16/04/2002
Kızım artık öğretmen oldu. Bugün mezuniyetine gittiğimde birkez daha gurur duydum onunla. Hep öğretmen olmak istedi. Öğretmenliğin onun hayatta en büyük şansı olduğunu söyler hep kızım. Hep hep mutlu ol benim canım kızım.
Mezuniyetim geliyor aklıma. Hep hayatta en büyük şansım olduğuna inanmıştım ama ne yazık ki öğretmenliğin tadına varamadan hayatım felakete dönmüştü.
22/10/2002
Ne ara büyüdü kızım ne ara bu yaşa geldi hiç anlamıyorum. Şimdi ise evleniyor. Aslında ona sevgimi hiç gösteremedim. Hep kendi ayakları üstünde dursun istedim. Kendisini sevip öpmek varken hep fotoğraflarıyla yetindim. Şimdi ise başka bir yuvaya uçuyor. En çok da o Güven'in kızımı üzmesinden korkuyorum. Ne kadar belli edemesem de seni çok seviyorum canım kızım.
Annem hayattayken hep ilgi göstersin istiyordum bana ama hep buna aç kalmıştım bundan sonra da kalacaktım. Annemler Güven'i hiçbir zaman sevmedi. Bunu biliyordum. Keşke canım annem iş çok geçmeden uyarsaydın beni. Okumaya devam ettim.
08/12/2002
Daha bir yıl geçmeden üzmeye başladı Güven kızımı. Bu muydu sevgisi sormadan edemiyorum kendime. Belki suç benimdi. Yeteri kadar sevgimi gösteremedim ona belki bu yüzden yanlış adama aşık oldu kızım. Ve şimdi yüreğim sızlıyor. Kızımın üzülmesine canımın canının yanmasına neden olduğum için.
Seni ilk hissettiğim anda garip bir his vardı içimde. Bir canımın olduğunu bilmek hem sevindiriyor hem endişelendiriyordu. İlk mide bulantım tekme atışına ilk sevinişim hala dün gibi aklımda. Çektiğim sancılar uykusuz gecelerim. Hepsi senin içindi kızım hepsi senin için.
Bugün geldiğinde mutsuz endişeli yüzü solmuş kızımı gördüğümde bir kez daha kahroldum. Ama kızım senin canını daha fazla yakmasına izin vermeyeceğim.
Defteri kapatıp çıktım odadan hızlı adımlarla. Üstümü giyip annemin mezarına koşmuştum işte orada benim canım annem. Yanına usulca oturup toprağını avuçladım.

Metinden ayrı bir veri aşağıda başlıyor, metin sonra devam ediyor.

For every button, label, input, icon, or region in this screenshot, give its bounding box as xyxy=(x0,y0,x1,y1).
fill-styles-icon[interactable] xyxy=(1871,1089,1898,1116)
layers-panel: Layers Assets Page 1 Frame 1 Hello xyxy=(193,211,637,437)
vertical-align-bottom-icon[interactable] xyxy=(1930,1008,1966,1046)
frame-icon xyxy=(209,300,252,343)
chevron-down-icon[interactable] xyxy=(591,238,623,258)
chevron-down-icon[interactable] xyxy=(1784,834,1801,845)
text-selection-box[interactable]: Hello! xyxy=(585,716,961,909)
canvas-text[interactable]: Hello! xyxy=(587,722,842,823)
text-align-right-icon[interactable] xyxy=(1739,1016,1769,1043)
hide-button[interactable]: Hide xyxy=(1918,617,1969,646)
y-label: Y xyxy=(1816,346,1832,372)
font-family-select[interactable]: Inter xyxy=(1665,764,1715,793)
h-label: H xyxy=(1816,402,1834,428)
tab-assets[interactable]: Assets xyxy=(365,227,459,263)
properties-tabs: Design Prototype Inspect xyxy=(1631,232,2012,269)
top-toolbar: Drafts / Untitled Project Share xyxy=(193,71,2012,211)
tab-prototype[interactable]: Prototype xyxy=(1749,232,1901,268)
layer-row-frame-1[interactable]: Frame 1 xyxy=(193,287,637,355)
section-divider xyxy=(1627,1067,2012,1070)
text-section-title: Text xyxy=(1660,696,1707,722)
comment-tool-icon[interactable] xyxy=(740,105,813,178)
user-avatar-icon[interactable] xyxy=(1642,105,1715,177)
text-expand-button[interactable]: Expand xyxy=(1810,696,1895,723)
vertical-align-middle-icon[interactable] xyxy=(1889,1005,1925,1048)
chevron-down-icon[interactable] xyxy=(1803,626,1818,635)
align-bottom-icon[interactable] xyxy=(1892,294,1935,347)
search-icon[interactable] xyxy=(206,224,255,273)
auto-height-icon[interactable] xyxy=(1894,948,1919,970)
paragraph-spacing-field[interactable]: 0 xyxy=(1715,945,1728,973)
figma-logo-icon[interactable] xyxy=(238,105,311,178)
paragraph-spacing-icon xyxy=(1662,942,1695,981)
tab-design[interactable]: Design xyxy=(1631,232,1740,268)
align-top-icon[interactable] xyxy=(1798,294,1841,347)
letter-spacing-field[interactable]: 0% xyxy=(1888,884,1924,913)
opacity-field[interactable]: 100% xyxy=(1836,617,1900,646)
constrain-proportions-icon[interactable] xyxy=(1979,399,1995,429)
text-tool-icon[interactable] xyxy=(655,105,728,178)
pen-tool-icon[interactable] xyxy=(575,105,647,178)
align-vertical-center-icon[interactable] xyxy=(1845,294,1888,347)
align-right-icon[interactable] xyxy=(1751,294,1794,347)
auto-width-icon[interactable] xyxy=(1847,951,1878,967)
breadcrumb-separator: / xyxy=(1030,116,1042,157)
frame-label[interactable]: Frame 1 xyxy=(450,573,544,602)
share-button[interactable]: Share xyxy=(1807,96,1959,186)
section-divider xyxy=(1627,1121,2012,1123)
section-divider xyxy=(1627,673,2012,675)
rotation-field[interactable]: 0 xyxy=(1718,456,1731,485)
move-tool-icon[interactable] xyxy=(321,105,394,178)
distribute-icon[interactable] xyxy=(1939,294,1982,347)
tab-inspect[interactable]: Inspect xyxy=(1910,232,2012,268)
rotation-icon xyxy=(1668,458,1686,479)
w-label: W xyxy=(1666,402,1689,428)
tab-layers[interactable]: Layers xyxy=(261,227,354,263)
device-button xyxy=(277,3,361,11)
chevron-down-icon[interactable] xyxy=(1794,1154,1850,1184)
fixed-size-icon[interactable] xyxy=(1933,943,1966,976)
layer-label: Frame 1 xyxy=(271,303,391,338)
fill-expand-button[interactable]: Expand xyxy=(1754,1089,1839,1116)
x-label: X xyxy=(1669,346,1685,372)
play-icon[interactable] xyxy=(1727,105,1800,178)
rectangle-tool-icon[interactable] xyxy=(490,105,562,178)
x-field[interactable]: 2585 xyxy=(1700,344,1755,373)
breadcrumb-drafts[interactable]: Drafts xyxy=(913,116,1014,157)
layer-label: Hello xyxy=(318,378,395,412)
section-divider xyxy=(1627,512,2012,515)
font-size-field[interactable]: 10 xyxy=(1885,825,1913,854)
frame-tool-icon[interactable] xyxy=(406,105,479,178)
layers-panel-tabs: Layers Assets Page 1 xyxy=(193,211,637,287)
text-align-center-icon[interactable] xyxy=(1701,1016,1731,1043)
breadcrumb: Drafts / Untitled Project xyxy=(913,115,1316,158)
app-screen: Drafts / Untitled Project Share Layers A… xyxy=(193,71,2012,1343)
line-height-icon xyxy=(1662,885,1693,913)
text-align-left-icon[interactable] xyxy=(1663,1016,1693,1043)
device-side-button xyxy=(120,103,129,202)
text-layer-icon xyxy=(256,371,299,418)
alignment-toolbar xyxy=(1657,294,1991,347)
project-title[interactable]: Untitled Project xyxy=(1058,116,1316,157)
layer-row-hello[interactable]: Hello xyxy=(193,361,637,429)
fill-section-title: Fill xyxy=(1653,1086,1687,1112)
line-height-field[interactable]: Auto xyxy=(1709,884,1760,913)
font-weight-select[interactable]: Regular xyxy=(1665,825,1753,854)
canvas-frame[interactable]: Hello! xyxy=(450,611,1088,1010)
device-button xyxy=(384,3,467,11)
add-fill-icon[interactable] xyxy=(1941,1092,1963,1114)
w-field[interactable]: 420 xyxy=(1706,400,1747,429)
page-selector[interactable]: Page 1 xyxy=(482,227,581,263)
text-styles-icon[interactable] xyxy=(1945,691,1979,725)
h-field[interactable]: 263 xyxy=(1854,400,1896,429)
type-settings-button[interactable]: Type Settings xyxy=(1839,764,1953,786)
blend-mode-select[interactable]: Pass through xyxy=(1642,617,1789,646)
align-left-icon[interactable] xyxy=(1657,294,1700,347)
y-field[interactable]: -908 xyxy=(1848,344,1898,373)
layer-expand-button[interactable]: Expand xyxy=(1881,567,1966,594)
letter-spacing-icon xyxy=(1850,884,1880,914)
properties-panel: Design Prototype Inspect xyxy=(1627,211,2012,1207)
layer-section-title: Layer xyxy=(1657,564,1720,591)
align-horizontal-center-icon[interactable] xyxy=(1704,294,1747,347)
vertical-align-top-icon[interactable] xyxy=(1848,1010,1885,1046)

Ece: Ah be annem bugün günlüğünü buldum fotoğraflarımızı buldum. Ben hep üzülüyordum biliyor musun annem neden bana değer vermiyor sevmiyor diye. Bugün okurken tutamadım gözyaşlarımı. Meğer benim annem de beni seviyormuş çok geç anladım be annem. Bir kez olsun deseydin keşke bana beni sevdiğini işte o zaman çok güçlü olurdım biliyor musun. Hep kocaman bir yürek olurdu arkamda. Ben hep hep istedim annem sana acılarımı anlatmayı sana saatlerce sarılıp kucağında ağlamayı acımı hafifletmeni ağlama kızım demeni hep istedim annem hep istedim. Ama olmadı ben hiç bu duyguyu tadamadım. Şimdi sen oğlumun yanındasın. Bana hiç söylemedin ya annem oğluma söyle olur mu beni çok sevdiğini ben duyamasam da ağlum duysun annem. Oğluma söyle annem annesi onu çok seviyor. Ufacık bir melekken kendi elleriyle toprağa verdiği oğlunu annesi çok seviyor. Çok istedim bizim de fotoğraflarımız olsun bir kez olsun kokusunu koklamayı onu kucağıma almayı ben onu bir kere olsun görmeyi çok istedim biliyor musun? Ama bana hiç göstermediler oğlumu daha çok bağlanırsın ayrılamazsın dediler. Sadece birkaç fotoğrafını gördüm oğlumun. Ama şimdi sen onun yanına gittin. Ona annesini anlat olur mu annem? Annesinin onu ne kadar çok görmeyi istediğini anlat. Oğlum sana emanet annem oğlum sana emanet. Son olarak annem ben seni çok seviyorum bunu asla unutma olur mu?
Tutamadım kendimi sıkıca sarıldım toğrağa annemin kokusunu çeke çeke ağladım yanı başında saatlerce. Ben bugün annemin beni sevdiğini öğrendim.